Though it made an early start in the EV race with the Kona EV, Hyundai Motor India hasn’t built a strong presence in the EV market, but that could soon change. The Ioniq 5 launched at a very aggressive price of Rs 44.95 lakh is the first small salvo that will herald a range of EVs with which the company is aiming to become market leaders.
The South Korean automaker plans to have a wide portfolio of electric vehicles from a small car EV to a large SUV built on multiple platforms which could be both ICE derived electric vehicles or on a dedicated EV skateboard to cater to different price points.
The company would even consider a dedicated EV factory, if the market grows fast enough, said a senior company executive. Unsoo Kim, Managing Director of Hyundai Motor India told our sister publication Autocar India, “We want to be number one in electrification in India. We didn’t expect India to grow so fast, but in India the electrification trend is growing faster than I expected. Globally we have a lot of resources for electrification, but we want to open a new chapter with India.” The South Korean car maker has already committed an investment of Rs 4,000 crore to come out with half a dozen model portfolios by 2028. It has even stated that the company will be coming with the E-GMP platform for the Indian market.
Autocar India had exclusively reported in January that Hyundai Motor is working on an ICE derived EV — planned for 2025 — codenamed SU2i EV or Creta EV, which is expected to be its major mainstream EV offering. Till then it will rely on assembled models like the Kona and Ioniq 5. “We will cover all ranges of EVs, some with dedicated EVs, some will be ICE derived. At the start we did some derivatives of the ICE and then moved to a dedicated model. Now, all automakers have both some dedicated EVs and some derivatives of ICE models. Finally, all segments will be EVs, I’m certain. We are exploring all segments. From E-GMP we have Ioniq 5, Ioniq 6 and Ioniq 7, but we’ll also focus on the smaller cars,” added Kim.
The Indian EV market is dominated by Tata Motors with over 85-90 percent market share, the other homegrown rival Mahindra & Mahindra too has entered the fray with XUV 400. Both vehicle makers have set themselves an ambitious target. Tata Motors has set itself a target of selling 1 lakh vehicles by end of FY24, Mahindra & Mahindra wants to sell two lakh EVs by 2027.

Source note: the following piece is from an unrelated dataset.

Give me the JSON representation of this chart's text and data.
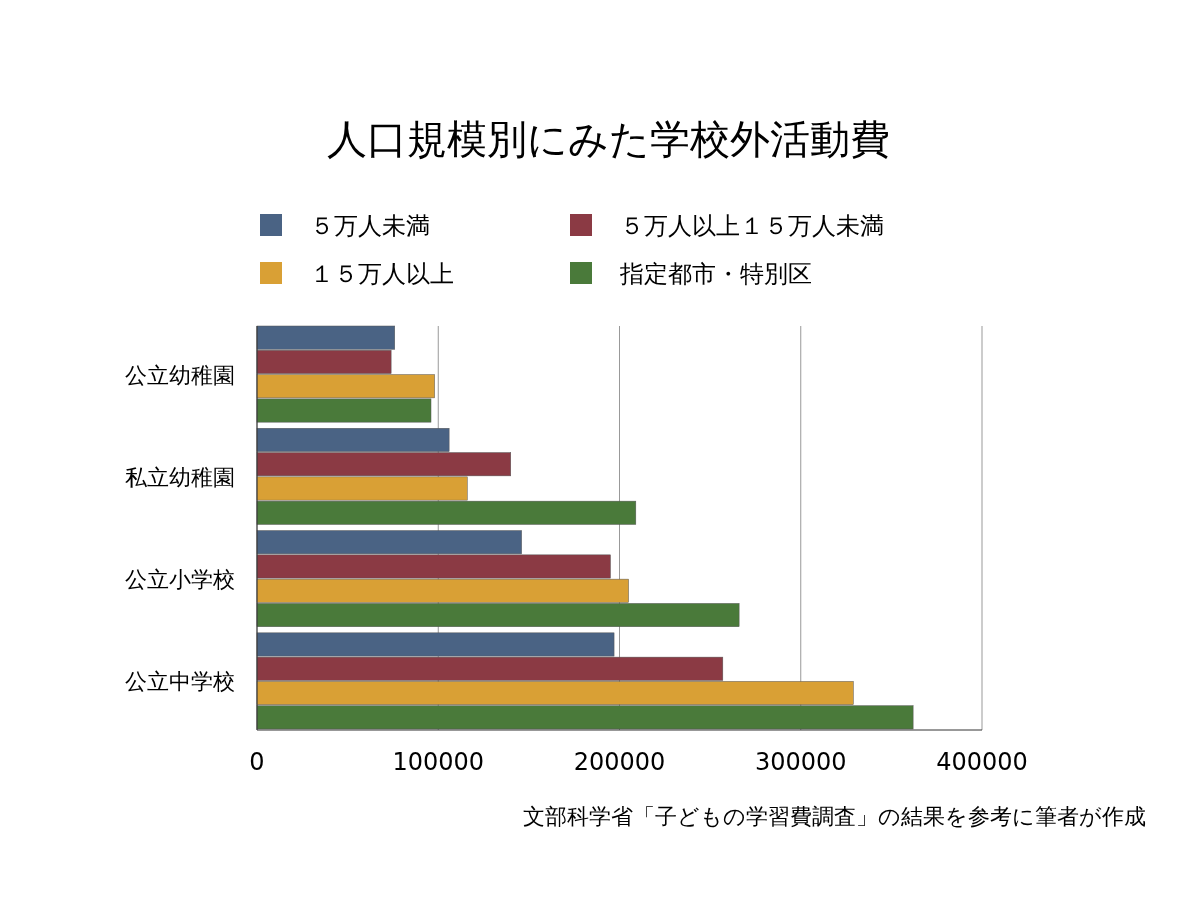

On how Hyundai expects the EV penetration to be by the end of decade, Kim says, “We want to be a very trusted brand in India, not only in the internal combustion engine space, but also the electric vehicle market. The Indian government is focusing on EV adoption in a very positive way. Some automotive agencies are forecasting a minimum 50 percent by 2030. From my understanding, maybe a 20 percent penetration is possible in India”.
The cost of batteries are still high and a major impediment to deeper EV penetration, but Kim is confident that with the increase in volumes and favourable scale, all the EV prices will come down. At the back end, the company is working very hard to get the key localisation in place to get its cost structure competitive.
When querried, where Hyundai plans to produce this new range of EVs, Kim said the existing plant is capable of producing both the EVs and IC engine models. When asked if the company is exploring a dedicated EV factory, the MD assured, “As the volume increases, we are considering all options (including a dedicated EV plant). In terms of the capacity, for the last two and a half decades we have increased capacity gradually. We are considering all options right now. We’ll meet the Indian customers’ demand.”
On other alternate powertrains, Kim said there is still demand for diesel vehicles and the company will continue to have a strong diesel portfolio in the future. Interestingly with both Maruti Suzuki and Toyota getting a strong reception for hybrids from the Indian buyers, Hyundai Motor too is exploring a potential for hybrids in India.